This function returns the k nearest indices and distances of each observation

knn.index.dist(
  data,
  TEST_data = NULL,
  k = 5,
  method = "euclidean",
  transf_categ_cols = F,
  threads = 1
)

Arguments

data

a data.frame or matrix

TEST_data

a data.frame or matrix (it can be also NULL)

k

an integer specifying the k-nearest-neighbors

method

a string specifying the method. Valid methods are 'euclidean', 'manhattan', 'chebyshev', 'canberra', 'braycurtis', 'pearson_correlation', 'simple_matching_coefficient', 'minkowski' (by default the order 'p' of the minkowski parameter equals k), 'hamming', 'mahalanobis', 'jaccard_coefficient', 'Rao_coefficient'

transf_categ_cols

a boolean (TRUE, FALSE) specifying if the categorical columns should be converted to numeric or to dummy variables

threads

the number of cores to be used in parallel (openmp will be employed)

Value

a list of length 2. The first sublist returns the indices and the second the distances of the k nearest neighbors for each observation.
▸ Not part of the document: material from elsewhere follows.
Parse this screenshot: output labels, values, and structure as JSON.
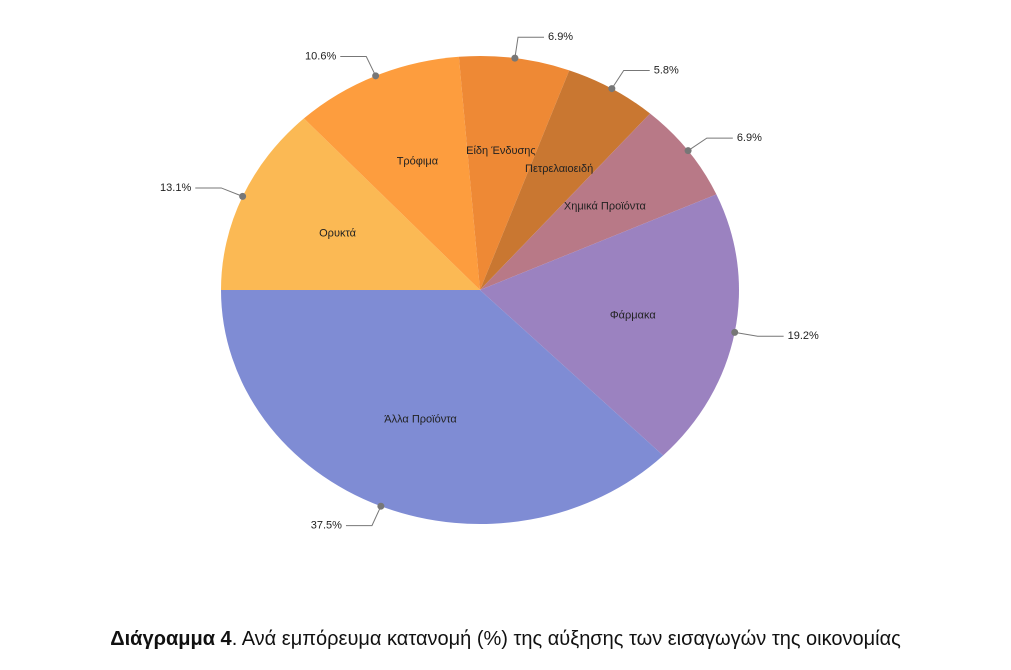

If TEST_data is NULL the number of rows of each sublist equals the number of rows in the train data. If TEST_data is not NULL the number of rows of each sublist equals the number of rows in the TEST data.

Details

This function takes a number of arguments and it returns the indices and distances of the k-nearest-neighbors for each observation. If TEST_data is NULL then the indices-distances for the train data will be returned, whereas if TEST_data is not NULL then the indices-distances for the TEST_data will be returned.

Author

Lampros Mouselimis

Examples


data(Boston)

X = Boston[, -ncol(Boston)]

out = knn.index.dist(X, TEST_data = NULL, k = 4, method = 'euclidean', threads = 1)